Sizin de sıkça duyduğunuz profesyonellerin en çok üzerinde durdukları kavram dinamik aralık. Bu kavram içi boş bir sözden ibaret değil. Eğer dinamik aralığı geniş bir kamera ile çekilmiş bir video görüntüsü ile giriş seviye ya da cep telefonu ile çekilen videoyu aynı ekrana alırsanız bariz fark ortaya çıkar. Burdan anlaşılan tabi dinamik aralık kavramı kullanılan kamera ile alakalı. Aynı zamanda videolarınızın film gibi gözükmemesinin ilk nedeni de dinamik aralık. En basit haliyle kamera dinamik aralık bir görüntünün en karanlık alanları ile en parlak alanlarının orantısıdır. Yani bir kameranın dinamik aralağı yüksek ise en parlak alanlarda da karanlık ve gölgede kalan alanlarda da detaylar oldukça fazladır. Post prodüksiyon açısından baktığımızda da işlenmeye müsait oldukça fazla veri var demektir. Pozlamayı ve renkleri istenilen seviyeye taşıyacak kadar detayın olması ise çok şeyi değiştirir. Dinamik aralığın kısıtlı olduğu bir kamera ile çekilen videolarda bu veri az olacağından istenilen seviyeye sonradan getirilmesi mümkün olmayacaktır.

Geniş Dinamik Aralık

Peki biz bir kamerada geniş dinamik aralık olup olmadığını hangi veriye bakarak anlayacağız. Dinamik aralık stop ya da durak olarak ölçülür. Kamera ne kadar stop yakalayabiliyorsa o oranda yüksek dinamik aralığa sahiptir denilebilir. Profesyonel aynasız kameralardan somut bir örnek verecek olursak. Canon’un video odaklı en son hibrit aynasız kamerası olan Canon Eos R5C 15 stop dinamik aralık sağlayabiliyor. Yine aynı seviye Sony A7IV modeli 14 stop aralık sunuyor. Yeni nesil sinema kamerası olan Sony fx 3 ise 15+ stop dinamik aralığa çıkarılmış durumda.

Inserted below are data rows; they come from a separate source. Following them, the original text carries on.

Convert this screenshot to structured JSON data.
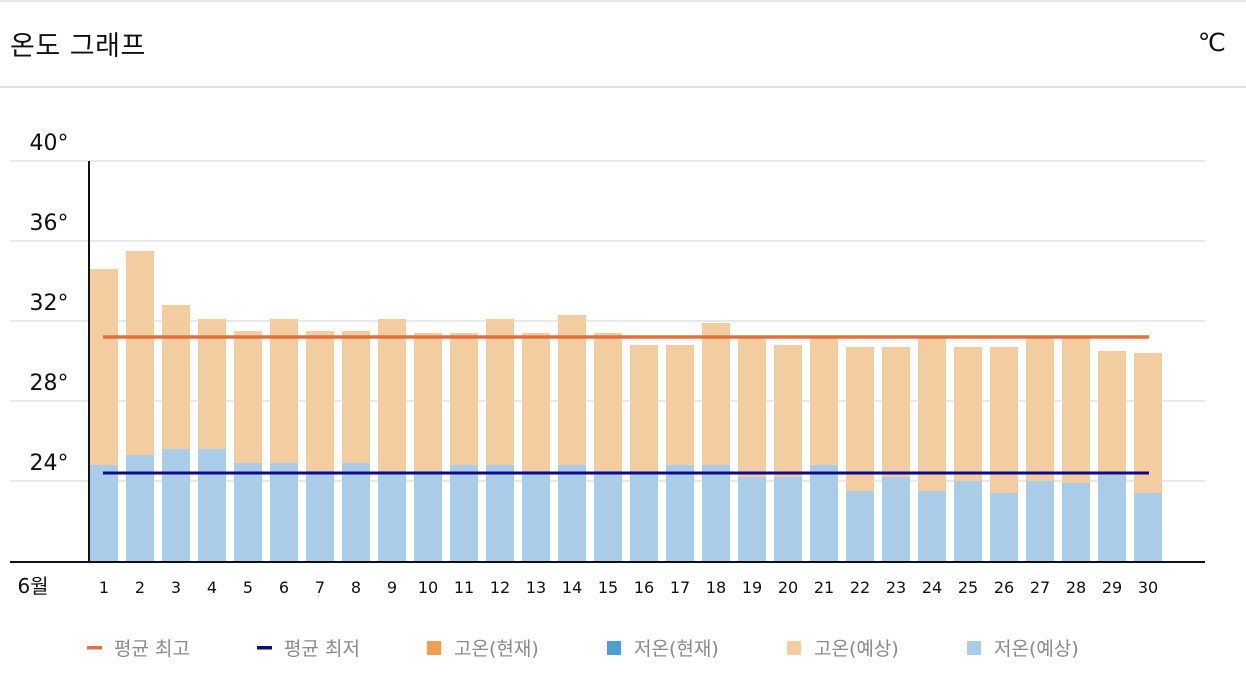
{
  "header": {
    "title": "온도 그래프",
    "unit": "℃"
  },
  "chart_data": {
    "type": "bar",
    "title": "온도 그래프",
    "month_label": "6월",
    "categories": [
      "1",
      "2",
      "3",
      "4",
      "5",
      "6",
      "7",
      "8",
      "9",
      "10",
      "11",
      "12",
      "13",
      "14",
      "15",
      "16",
      "17",
      "18",
      "19",
      "20",
      "21",
      "22",
      "23",
      "24",
      "25",
      "26",
      "27",
      "28",
      "29",
      "30"
    ],
    "y_ticks": [
      "24°",
      "28°",
      "32°",
      "36°",
      "40°"
    ],
    "y_tick_values": [
      24,
      28,
      32,
      36,
      40
    ],
    "ylim": [
      20,
      40
    ],
    "grid": true,
    "series": [
      {
        "name": "고온(예상)",
        "values": [
          34.6,
          35.5,
          32.8,
          32.1,
          31.5,
          32.1,
          31.5,
          31.5,
          32.1,
          31.4,
          31.4,
          32.1,
          31.4,
          32.3,
          31.4,
          30.8,
          30.8,
          31.9,
          31.2,
          30.8,
          31.2,
          30.7,
          30.7,
          31.2,
          30.7,
          30.7,
          31.2,
          31.2,
          30.5,
          30.4
        ]
      },
      {
        "name": "저온(예상)",
        "values": [
          24.8,
          25.3,
          25.6,
          25.6,
          24.9,
          24.9,
          24.5,
          24.9,
          24.5,
          24.5,
          24.8,
          24.8,
          24.5,
          24.8,
          24.5,
          24.5,
          24.8,
          24.8,
          24.2,
          24.2,
          24.8,
          23.5,
          24.2,
          23.5,
          24.0,
          23.4,
          24.0,
          23.9,
          24.3,
          23.4
        ]
      }
    ],
    "avg_high": 31.2,
    "avg_low": 24.4,
    "colors": {
      "high_forecast": "#f3cca0",
      "low_forecast": "#a9cde9",
      "high_current": "#f0a050",
      "low_current": "#4d9fd2",
      "avg_high": "#e2703a",
      "avg_low": "#0c0a8a",
      "grid": "#e2e2e2",
      "axis": "#111111"
    },
    "legend": {
      "placement": "bottom",
      "items": [
        {
          "label": "평균 최고",
          "marker": "line",
          "color": "#e2703a"
        },
        {
          "label": "평균 최저",
          "marker": "line",
          "color": "#0c0a8a"
        },
        {
          "label": "고온(현재)",
          "marker": "square",
          "color": "#f0a050"
        },
        {
          "label": "저온(현재)",
          "marker": "square",
          "color": "#4d9fd2"
        },
        {
          "label": "고온(예상)",
          "marker": "square",
          "color": "#f3cca0"
        },
        {
          "label": "저온(예상)",
          "marker": "square",
          "color": "#a9cde9"
        }
      ]
    }
  }
}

Kamera Dinamik Aralık Karşılaştırması Tablosu

Bu sayılar çok yüksek olsa da 21 stop aralık sunduğu test edilen Red Dragon kameralar da mevcut. Ancak bu duraklar tam olarak kullanılabilir değil. Bunun için 20 stop ile gören insan gözüne ulaşmış değil. Bu nedenledir ki hiçbir kameranın kaydettiği görüntü ile çıplak gözle görünen asla aynı değildir. Bu arada hemen dinamik aralık konusunda yüzde yüz etkili olan video kayıt formatlarını unutmamak gerekir. Bununla ilgili daha önce yayınladığımız  Log Video Format İle RAW Format Arasındaki Farklar

adlı makalemizi okumanız kamera seçiminizde ve kullanacağınız video çekim formatını belirlemenizde size rehberlik edecektir.

Videoda Bit Derinliğinin Önemi

Sinematik Video çekimini belirleyen diğer önemli kavram da görüntülerin bit derinliğidir. Bu da çok duyduğunuz ve farkında olduğunuz bir kavramdır. Yine bilindiği gibi tüm kameralar görüntüleri digital dosyalar olarak yakalar. Bu dosyalar da bit adı verilen veri parçalarından oluşur. Video ve fotoğraf görüntüleri piksellerden meydana geldiğine  göre renkleri oluşturan da piksellerdir. Bir görüntüdeki her pikselin renginin, kırmızı, yeşil ve mavi tonlarının farklı miktarlarının karıştırılmasıyla belirlenir. İşte bit derinliği dediğimiz kavram da  her piksel için üç farklı renk kanalını (kırmızı, yeşil ve mavi) kaydetmek için kullanılan veri bitlerinin  sayısını ifade eder. En çok bilinen bit derinliği 8 bit iken artık Sony, Canon arasında bu alanda da rekabet olduğunu görüyoruz. Üst segment aynasız kameralarda video performansına göre bu sayısı 10 bit ve 14 bit sayılarına kadar çıkabiliyor. Peki bu alanda bir rekabet var. Ama gerçekten bu bit sayısı videolarımızın film gibi olmasına katkı sağlar mı? Kesinlikle evet. Kestirmeden söyleyecek olursak aşağıdaki tablodaki gibi bit sayısı arttıkça renklerin daha çok tonunu yakalayabilirsiniz.

Videoda bit sayısı nedir?

Bu renk zenginliği de çok uzman bir renk işleme operatörü olmasanızda video edit sırasında farklı renk paletlerini kullanabilmenizi kolaylaştıracaktır. İşte bu sayede çok beğendiğiniz sinema filmlerindeki kullanılan zıt renk paletlerinizi kendi videonuza taşımanız anlamına gelir.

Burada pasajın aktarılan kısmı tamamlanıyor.